Transgender Detainee Claims Human Rights Violations
SNA (Tokyo) — A 27-year-old transgender woman who has spent the last nine months in custody at the Shinagawa Detention Center is claiming that her human rights are being violated, on counts related to her sexual minority status.
This Philippine national, who goes by the nickname “Pato,” came to Japan in January 2015 to be with her father and his family. The father had been diagnosed with terminal cancer, and in fact he passed away in 2017.
Pato arrived in Japan on a tourist visa, and soon became an overstayer. Much later, she learned that she probably could have applied for residency based on her family connections to Japan, but neither she nor her family understood that possibility at the time.
Pato lived peacefully in Tokyo for a number of years, working at a bento shop in Japan, until an evening last July when she was stopped by a police officer on the street who asked to see her identification. She has been in immigration detention since that time, battling efforts to deport her back to the Philippines.

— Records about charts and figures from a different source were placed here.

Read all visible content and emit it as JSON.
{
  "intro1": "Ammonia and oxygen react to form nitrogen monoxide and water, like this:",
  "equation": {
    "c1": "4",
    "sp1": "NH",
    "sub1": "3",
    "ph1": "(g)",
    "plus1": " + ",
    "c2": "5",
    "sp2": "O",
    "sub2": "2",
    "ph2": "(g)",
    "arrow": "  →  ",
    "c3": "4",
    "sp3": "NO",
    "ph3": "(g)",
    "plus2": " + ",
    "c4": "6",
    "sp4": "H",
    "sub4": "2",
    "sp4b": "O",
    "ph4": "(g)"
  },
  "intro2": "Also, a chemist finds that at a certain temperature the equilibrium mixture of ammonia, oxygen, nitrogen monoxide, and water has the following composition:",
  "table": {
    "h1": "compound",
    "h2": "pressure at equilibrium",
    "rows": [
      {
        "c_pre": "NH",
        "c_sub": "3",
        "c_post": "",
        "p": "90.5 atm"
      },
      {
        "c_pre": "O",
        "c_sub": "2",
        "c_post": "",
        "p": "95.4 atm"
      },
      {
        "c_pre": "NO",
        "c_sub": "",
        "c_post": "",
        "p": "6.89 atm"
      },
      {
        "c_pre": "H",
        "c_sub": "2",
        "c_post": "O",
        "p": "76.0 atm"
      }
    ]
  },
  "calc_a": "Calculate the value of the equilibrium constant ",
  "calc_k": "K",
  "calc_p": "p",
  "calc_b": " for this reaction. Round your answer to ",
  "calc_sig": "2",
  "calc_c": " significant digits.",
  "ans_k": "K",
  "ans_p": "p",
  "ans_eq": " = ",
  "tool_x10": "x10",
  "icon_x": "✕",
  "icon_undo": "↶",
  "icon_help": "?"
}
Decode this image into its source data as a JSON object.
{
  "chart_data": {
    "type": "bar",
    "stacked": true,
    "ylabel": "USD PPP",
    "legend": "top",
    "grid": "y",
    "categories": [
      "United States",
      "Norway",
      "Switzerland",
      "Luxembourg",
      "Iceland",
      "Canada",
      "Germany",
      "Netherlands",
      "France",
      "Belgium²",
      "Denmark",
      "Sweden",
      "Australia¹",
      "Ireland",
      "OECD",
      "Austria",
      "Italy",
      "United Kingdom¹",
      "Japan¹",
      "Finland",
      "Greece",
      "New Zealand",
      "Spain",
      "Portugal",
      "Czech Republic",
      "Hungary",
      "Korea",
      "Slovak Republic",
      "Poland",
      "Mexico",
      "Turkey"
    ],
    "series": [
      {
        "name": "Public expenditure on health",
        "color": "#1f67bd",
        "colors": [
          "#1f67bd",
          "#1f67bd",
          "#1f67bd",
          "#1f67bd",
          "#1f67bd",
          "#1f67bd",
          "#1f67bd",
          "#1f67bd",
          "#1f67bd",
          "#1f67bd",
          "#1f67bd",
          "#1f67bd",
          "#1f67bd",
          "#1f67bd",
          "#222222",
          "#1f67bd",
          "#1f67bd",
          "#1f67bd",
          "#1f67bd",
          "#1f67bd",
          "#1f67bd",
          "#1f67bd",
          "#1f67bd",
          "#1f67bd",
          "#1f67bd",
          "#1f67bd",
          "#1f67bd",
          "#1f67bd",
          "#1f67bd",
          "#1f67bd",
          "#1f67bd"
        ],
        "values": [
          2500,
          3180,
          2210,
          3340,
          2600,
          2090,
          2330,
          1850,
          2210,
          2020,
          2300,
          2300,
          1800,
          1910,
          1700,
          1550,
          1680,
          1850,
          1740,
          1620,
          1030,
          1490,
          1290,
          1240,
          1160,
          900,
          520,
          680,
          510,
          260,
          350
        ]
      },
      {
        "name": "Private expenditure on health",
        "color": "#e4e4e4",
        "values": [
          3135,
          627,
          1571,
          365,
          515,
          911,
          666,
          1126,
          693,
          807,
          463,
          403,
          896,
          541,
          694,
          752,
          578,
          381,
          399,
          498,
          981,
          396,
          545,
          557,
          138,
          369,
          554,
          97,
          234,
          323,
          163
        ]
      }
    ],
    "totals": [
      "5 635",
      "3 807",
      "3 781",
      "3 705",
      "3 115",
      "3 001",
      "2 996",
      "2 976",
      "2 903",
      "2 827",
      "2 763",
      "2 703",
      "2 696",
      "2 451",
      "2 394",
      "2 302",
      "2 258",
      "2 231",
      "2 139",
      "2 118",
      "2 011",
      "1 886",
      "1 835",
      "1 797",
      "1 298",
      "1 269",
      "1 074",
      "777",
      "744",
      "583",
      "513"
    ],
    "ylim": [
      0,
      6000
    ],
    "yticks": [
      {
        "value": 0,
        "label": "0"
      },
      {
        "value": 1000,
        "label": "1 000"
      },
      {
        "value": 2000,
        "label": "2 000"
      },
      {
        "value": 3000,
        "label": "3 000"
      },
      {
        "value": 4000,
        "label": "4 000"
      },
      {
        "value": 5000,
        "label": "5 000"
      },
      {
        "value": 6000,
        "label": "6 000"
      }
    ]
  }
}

It has been her treatment in detention that Pato regards as constituting violations of her human rights.
First, the Japanese immigration authorities have no settled policies on how to treat LGBT detainees. They have rejected Pato’s call to be treated like any other female detainee, and also rejected her compromise position that she be treated as a male detainee. Instead, she has been left in a limbo status that works very much to her disadvantage. Primarily, this means that she has spent unusually long periods in isolation, which is a treatment usually meted out to those accused of misbehavior. While ordinary detainees are given six or more hours daily outside of their cells to mingle with the general population, engage in physical exercise, etc., Pato is not allowed to do so, instead given only two hours on her own outside the cell, and then 22 hours a day in isolation.
Secondly, in order to make her physical transition to a more female condition, Pato had taken hormones for years. However, the Japanese detention authorities have not allowed her to continue this practice, leading to serious physical changes and even major health problems. There has been no accommodation to the special needs of transgender detainees.
Shingetsu News Agency paid a visit this afternoon to the Shinagawa Detention Center to meet Pato, and she explained that in spite of this mistreatment, she was still determined to fight against deportation. Her closest family members live in Japan, and she believes that whatever this country’s problems, it is still a better place for transgender people to live in than her native Philippines, with its strong Catholic Christian influences. In Japan, she believes, she can one day hope to hope to find a husband and partner, and to live a normal life.
“I want people to know that I am alone,” she pleaded at our interview. “I just want my human rights.”